Gilhooly grew up in Epsom, the middle child of three of Jim and Anne Gilhooly from Dromahair, Co Leitrim. Both his parents worked in the mental health sector. Anne was a night nurse, and Jim a nursing assistant. Denis attended St Andrew’s comprehensive school in Leatherhead, Surrey, and was the first member of his family to go to university. He obtained a BA honours degree in English literature from Cambridge Polytechnic (now Anglia Ruskin University) and a master’s in literature, specialising in the work of Shakespeare, from Birmingham University. He retained a love of Shakespeare throughout his life, and had a Shakespearean quote for every occasion.

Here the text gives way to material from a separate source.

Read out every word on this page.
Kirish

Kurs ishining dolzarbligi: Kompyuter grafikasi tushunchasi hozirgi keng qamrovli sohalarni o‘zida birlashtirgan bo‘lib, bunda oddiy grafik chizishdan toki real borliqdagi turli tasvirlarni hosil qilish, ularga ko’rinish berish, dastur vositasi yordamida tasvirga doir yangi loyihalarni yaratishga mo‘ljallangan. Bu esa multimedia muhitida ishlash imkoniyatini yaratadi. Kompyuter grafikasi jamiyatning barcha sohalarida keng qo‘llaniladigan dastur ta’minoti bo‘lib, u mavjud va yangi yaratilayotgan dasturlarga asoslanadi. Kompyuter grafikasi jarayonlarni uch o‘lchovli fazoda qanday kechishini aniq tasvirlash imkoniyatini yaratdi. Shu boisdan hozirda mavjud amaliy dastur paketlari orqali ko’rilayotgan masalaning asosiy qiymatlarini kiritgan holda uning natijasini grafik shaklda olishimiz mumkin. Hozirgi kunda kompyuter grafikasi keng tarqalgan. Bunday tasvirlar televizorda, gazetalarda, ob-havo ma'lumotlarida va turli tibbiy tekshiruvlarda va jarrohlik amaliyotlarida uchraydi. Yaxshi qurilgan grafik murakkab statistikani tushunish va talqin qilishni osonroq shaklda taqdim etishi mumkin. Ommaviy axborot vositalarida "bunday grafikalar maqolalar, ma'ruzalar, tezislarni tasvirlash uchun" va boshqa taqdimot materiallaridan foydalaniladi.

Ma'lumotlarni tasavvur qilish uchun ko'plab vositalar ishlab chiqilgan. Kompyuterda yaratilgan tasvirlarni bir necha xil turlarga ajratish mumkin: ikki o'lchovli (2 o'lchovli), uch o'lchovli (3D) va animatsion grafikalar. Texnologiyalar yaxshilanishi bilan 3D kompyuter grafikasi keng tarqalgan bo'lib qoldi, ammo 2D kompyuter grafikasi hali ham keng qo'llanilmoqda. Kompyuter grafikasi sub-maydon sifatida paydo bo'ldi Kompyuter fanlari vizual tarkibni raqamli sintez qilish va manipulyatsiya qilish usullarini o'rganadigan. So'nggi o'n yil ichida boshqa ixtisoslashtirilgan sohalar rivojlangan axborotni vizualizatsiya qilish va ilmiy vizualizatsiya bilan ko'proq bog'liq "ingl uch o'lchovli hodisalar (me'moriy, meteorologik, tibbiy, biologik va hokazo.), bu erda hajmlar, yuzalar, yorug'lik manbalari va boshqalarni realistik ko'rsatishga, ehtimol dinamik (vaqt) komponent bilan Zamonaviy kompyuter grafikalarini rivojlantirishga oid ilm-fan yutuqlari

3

At 24 he founded the publication Communications Week International before moving into and specialising in digital health. He quickly realised that digital technologies were critical to the detection and surveillance of pandemics through their inherent ability to keep pace with the spread of infectious diseases.

Gilhooly travelled extensively all his life, and was based in China for the last year of his life. Joann O’Brien, vice-president of TM Forum’s 5G digital ecosystems, says that the Health Data Platform, which is in the final phase of development, will be named after him.

He is survived by his sisters, Brenda and Marian; and three nieces.